Payors are also in a tough spot, Dickson told GenomeWeb. Insurers have been under pressure from industry and healthcare providers to cover NGS, but it has been challenging for them to evaluate and compare the different platforms. In the absence of this data, payors seem to be factoring in economies of scale with NGS panels, and pricing these tests based on what they would be paying for simpler LDTs analyzing genes such as ALK, EGFR, or ROS1, which have the most evidence in lung cancer.

"What is happening is fatigue is taking place," Dickson said. "Some payors are saying, 'Okay we recognize this is new technology. We recognize this as something that is important but we're going to treat it just like any other LDT and we're going to price it like you're replacing LDTs that would have normally taken place.'"

This has resulted in very low reimbursement for NGS panels, which labs say will restrict their ability to provide a high-quality testing service. "What people are not seeing is that quality will be sacrificed dramatically if they undercut what the cost of really doing a good service would be," Dickson said. "If someone says we're going to pay $600 for a NGS test, there is no good lab out there that can do something of quality for such low reimbursement."

At the BIO/PMC meeting, Michael Kolodziej, Aetna's national medical director of oncology solutions, raised some eyebrows by suggesting that the payment labs are receiving for NGS tests is likely more than their cost of goods to analyze a panel of markers. According to one industry leader, this demonstrates that payors don't understand the investment needed to develop complex diagnostics and provide an entire service, while diagnostics firms haven't done a good job of educating insurers. 

Toward this end, Foundation recently launched the Precision Medicine Exchange Program, which like MED-C is trying to build evidence that shows payors more clearly the value of NGS testing and personalized treatment strategies. Within this consortium, medical centers, hospital systems, and community providers can share de-identified outcomes data on patients who have received molecularly informed treatments. And for when NGS testing suggests off-label treatments, Foundation will launch a pilot program with Genentech to provide consortium members access to drugs and connect patients to clinical trials.
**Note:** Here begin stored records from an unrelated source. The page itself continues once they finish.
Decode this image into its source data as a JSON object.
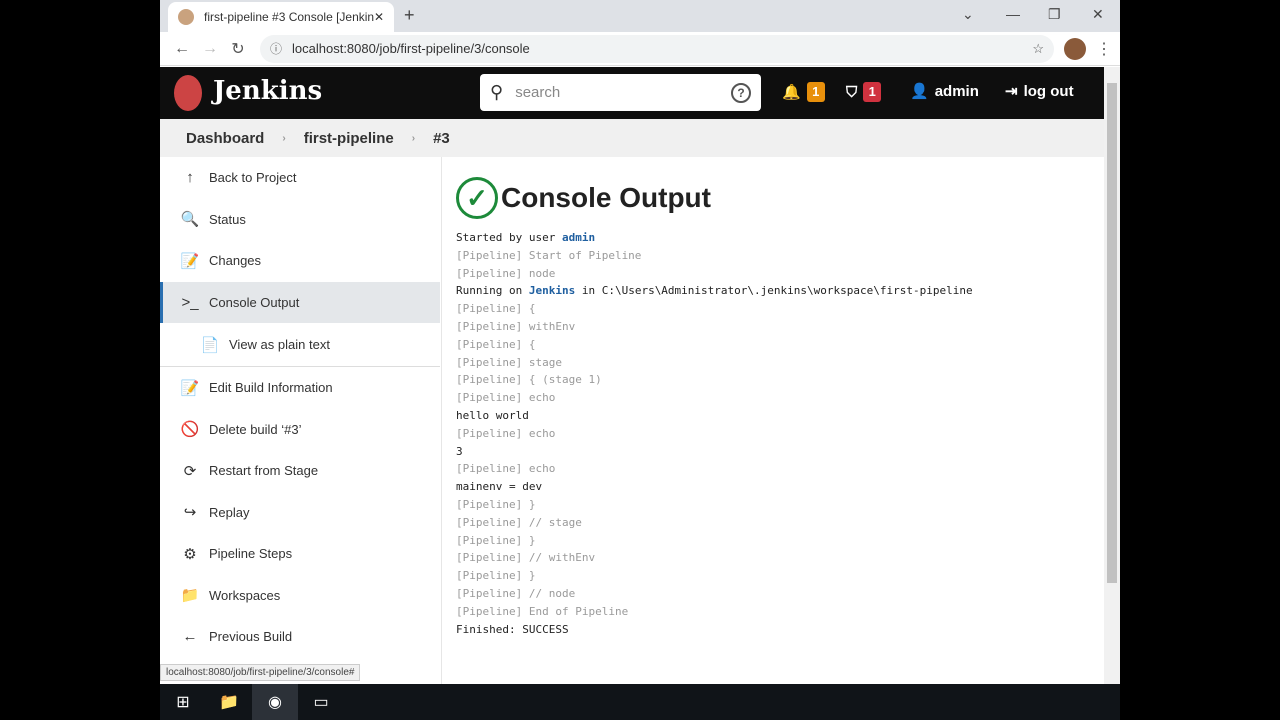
{
  "browser": {
    "tab_title": "first-pipeline #3 Console [Jenkins]",
    "url": "localhost:8080/job/first-pipeline/3/console",
    "status_url": "localhost:8080/job/first-pipeline/3/console#"
  },
  "header": {
    "brand": "Jenkins",
    "search_placeholder": "search",
    "notifications": "1",
    "security": "1",
    "user": "admin",
    "logout": "log out"
  },
  "breadcrumbs": [
    "Dashboard",
    "first-pipeline",
    "#3"
  ],
  "sidebar": [
    {
      "label": "Back to Project",
      "icon": "↑"
    },
    {
      "label": "Status",
      "icon": "🔍"
    },
    {
      "label": "Changes",
      "icon": "📝"
    },
    {
      "label": "Console Output",
      "icon": ">_"
    },
    {
      "label": "View as plain text",
      "icon": "📄"
    },
    {
      "label": "Edit Build Information",
      "icon": "📝"
    },
    {
      "label": "Delete build ‘#3’",
      "icon": "🚫"
    },
    {
      "label": "Restart from Stage",
      "icon": "⟳"
    },
    {
      "label": "Replay",
      "icon": "↪"
    },
    {
      "label": "Pipeline Steps",
      "icon": "⚙"
    },
    {
      "label": "Workspaces",
      "icon": "📁"
    },
    {
      "label": "Previous Build",
      "icon": "←"
    }
  ],
  "main": {
    "title": "Console Output",
    "console": [
      {
        "t": "Started by user ",
        "link": "admin"
      },
      {
        "p": "[Pipeline] Start of Pipeline"
      },
      {
        "p": "[Pipeline] node"
      },
      {
        "t": "Running on ",
        "link": "Jenkins",
        "after": " in C:\\Users\\Administrator\\.jenkins\\workspace\\first-pipeline"
      },
      {
        "p": "[Pipeline] {"
      },
      {
        "p": "[Pipeline] withEnv"
      },
      {
        "p": "[Pipeline] {"
      },
      {
        "p": "[Pipeline] stage"
      },
      {
        "p": "[Pipeline] { (stage 1)"
      },
      {
        "p": "[Pipeline] echo"
      },
      {
        "t": "hello world"
      },
      {
        "p": "[Pipeline] echo"
      },
      {
        "t": "3"
      },
      {
        "p": "[Pipeline] echo"
      },
      {
        "t": "mainenv = dev"
      },
      {
        "p": "[Pipeline] }"
      },
      {
        "p": "[Pipeline] // stage"
      },
      {
        "p": "[Pipeline] }"
      },
      {
        "p": "[Pipeline] // withEnv"
      },
      {
        "p": "[Pipeline] }"
      },
      {
        "p": "[Pipeline] // node"
      },
      {
        "p": "[Pipeline] End of Pipeline"
      },
      {
        "t": "Finished: SUCCESS"
      }
    ]
  }
}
Payors are certainly taking note of these precision medicine-focused collaborations. At the PMC/BIO meeting, Aetna's Kolodziej said he's had discussions with leaders at MED-C and with ASCO about a similar program called TAPUR. "The beauty of [registries] … is we can achieve some of the same goals that we could in a randomized clinical trial in a more rapid fashion, touching many more patients," he said. "It's going to be pretty clear when something is a winner."